Come al solito, è quasi finito l'anno.
E certo, non posso esimermi dal ricordare le persone che più mi hanno segnato quest'anno, che non faticherò a ricordare come uno dei più belli della mia vita(come al solito). Mi perdonerà il signor Plax se gli copio l'idea.
E dunque grazie a te, amica odiosa, siamo complementari, l'ho detto io, eppure, ancor non riesco a spiegarmi come io e te possiamo essere amiche. Quest'anno non è stato particolarmente significativo. Ma io ho cominciato una grande cosa e tu ne hai finita un'altra. E continuiamo così. Grazie.
Grazie anche a te, amico pelato, che l'anno scorso scordai di rammentare e maledissi più volte la mia memoria per questo. Mi hai dato tanto, davvero. Non pensavo potesse esistere una testa come la tua. Ti voglio bene.
Grazie a te, che con i tuoi mille problemi amorosi e le tue potenzialmente bellissime basette, sei riuscito con la tua innata capacità di rompere le palle e la tua sindrome della coperta di linus, a tirarmi su di morale.
Grazie a te, che quest'anno ne hai passate troppe, e nonostante questo ti sei ricordato di me, con un abbraccio e una parola di conforto ogni volta che ne avevo bisogno.
Grazie anche a te formichina, che mi hai fatto sentire più grande e più intelligente di quanto io sia davvero. Grazie.
Grazie a te, che mi hai accettata nella tua macchina in numerosi e movimentati ritorni a casa in condizioni deplorevoli, pur non conoscendomi nemmeno tanto.
Grazie a te, di cui avevo solo sentito parlare fino all'anno scorso, e che con le tue saltuarie perle di saggezza, mi hai convinto che alla fine il mondo sì, fa schifo. Ma basta sapersi adattare. E tu forse non ci riesci del tutto, ma riesci comunque a convincerne gli altri.

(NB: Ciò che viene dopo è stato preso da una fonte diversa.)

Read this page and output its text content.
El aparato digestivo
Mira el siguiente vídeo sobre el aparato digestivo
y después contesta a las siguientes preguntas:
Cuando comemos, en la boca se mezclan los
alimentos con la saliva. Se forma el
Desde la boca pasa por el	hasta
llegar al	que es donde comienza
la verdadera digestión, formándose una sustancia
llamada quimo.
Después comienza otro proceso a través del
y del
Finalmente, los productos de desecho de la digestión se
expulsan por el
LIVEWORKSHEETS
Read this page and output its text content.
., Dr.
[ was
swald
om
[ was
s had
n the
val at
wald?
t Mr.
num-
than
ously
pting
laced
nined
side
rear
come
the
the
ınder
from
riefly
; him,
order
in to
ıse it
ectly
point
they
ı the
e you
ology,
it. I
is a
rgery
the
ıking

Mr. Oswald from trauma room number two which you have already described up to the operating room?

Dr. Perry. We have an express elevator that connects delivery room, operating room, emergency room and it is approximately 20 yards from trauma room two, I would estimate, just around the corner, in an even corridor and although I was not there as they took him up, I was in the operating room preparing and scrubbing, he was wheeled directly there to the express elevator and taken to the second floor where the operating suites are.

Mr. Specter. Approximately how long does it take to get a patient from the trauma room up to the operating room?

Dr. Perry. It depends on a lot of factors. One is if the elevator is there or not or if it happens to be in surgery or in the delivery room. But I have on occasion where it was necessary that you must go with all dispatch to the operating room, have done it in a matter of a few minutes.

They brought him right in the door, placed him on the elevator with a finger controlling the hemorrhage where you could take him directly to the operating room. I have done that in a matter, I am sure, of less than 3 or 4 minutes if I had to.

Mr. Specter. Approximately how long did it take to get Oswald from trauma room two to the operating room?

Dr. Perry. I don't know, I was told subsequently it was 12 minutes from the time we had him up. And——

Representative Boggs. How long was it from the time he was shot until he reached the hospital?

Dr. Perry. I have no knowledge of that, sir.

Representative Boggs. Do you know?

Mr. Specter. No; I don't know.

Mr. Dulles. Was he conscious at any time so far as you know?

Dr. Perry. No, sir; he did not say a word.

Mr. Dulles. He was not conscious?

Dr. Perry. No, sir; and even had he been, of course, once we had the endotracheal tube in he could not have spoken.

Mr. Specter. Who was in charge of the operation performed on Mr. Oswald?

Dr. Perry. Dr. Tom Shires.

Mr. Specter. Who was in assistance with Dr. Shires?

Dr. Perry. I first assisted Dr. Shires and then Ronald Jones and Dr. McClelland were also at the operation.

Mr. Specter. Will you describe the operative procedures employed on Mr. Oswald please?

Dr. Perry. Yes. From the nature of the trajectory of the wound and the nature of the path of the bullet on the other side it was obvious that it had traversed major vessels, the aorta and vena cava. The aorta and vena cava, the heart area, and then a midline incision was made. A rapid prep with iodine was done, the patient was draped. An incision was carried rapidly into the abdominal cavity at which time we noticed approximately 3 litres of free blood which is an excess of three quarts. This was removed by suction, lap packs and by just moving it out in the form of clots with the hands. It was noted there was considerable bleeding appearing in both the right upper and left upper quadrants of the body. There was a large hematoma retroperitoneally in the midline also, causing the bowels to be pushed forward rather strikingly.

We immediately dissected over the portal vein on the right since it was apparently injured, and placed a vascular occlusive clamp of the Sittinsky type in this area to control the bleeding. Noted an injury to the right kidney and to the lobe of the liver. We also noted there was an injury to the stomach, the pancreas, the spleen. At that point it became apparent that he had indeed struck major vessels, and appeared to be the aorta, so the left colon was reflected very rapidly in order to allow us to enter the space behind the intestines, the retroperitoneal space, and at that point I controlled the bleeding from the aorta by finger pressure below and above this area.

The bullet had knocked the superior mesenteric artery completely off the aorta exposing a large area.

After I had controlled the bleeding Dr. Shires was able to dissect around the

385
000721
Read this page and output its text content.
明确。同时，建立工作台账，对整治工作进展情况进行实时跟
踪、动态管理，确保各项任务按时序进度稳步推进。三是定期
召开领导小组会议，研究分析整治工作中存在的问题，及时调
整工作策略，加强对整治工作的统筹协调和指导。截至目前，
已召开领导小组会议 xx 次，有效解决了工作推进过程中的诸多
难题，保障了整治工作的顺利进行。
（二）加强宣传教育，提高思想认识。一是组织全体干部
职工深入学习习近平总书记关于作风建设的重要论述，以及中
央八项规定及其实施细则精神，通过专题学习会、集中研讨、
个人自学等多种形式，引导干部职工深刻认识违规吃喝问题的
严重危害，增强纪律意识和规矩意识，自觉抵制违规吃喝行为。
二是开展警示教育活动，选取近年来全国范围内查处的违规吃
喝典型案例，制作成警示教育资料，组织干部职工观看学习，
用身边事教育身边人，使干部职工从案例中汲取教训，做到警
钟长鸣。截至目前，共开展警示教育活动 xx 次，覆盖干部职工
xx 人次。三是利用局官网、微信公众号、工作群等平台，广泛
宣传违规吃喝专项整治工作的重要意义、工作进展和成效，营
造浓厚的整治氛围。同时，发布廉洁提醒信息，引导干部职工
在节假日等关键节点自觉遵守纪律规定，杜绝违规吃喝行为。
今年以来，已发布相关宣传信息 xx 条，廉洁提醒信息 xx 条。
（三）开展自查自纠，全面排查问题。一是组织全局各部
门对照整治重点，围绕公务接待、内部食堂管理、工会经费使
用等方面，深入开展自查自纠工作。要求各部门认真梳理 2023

Grazie a te, che conosco da quando sono nata, non per mia scelta, ma per scelta di altri che io confermerei mille e più volte. E ti ringrazio per tutte le volte che mi hai vista piangere e mi hai consolato, senza chiedere nulla in cambio. Ti voglio bene.
Grazie a te, amica instancabile, che con la tua disapprovazione di ogni mio gesto, mi fai capire che mi vuoi bene sul serio. E ogni tuo sorriso nel sentirmi parlare, mi fa sentire tremendamente in colpa per tutte le volte che ti ho dato chioda. Grazie.
Grazie anche a te, amica ritrovata, che con la tua demenza(scherzo!) mi hai fatto improvvisamente capire quanto mi manchino i tempi in cui progettavamo film assurdi insieme e parlavamo del mondo come se avessimo già finito di vederlo.
Grazie a te, amica di sempre, che mi hai dimostrato che la vicinanza non è un fattore necessario per un'amicizia solida e solidale come la nostra.
E infine grazie a Te, per farmi sentire importante ogni giorno che passa, per farmi sentire finalmente al mio posto, finalmente serena. Un semplice ringraziamento non basta per farti sapere che di quest'anno, se non di tutta la mia vita fin adesso, tu sei la cosa più importante.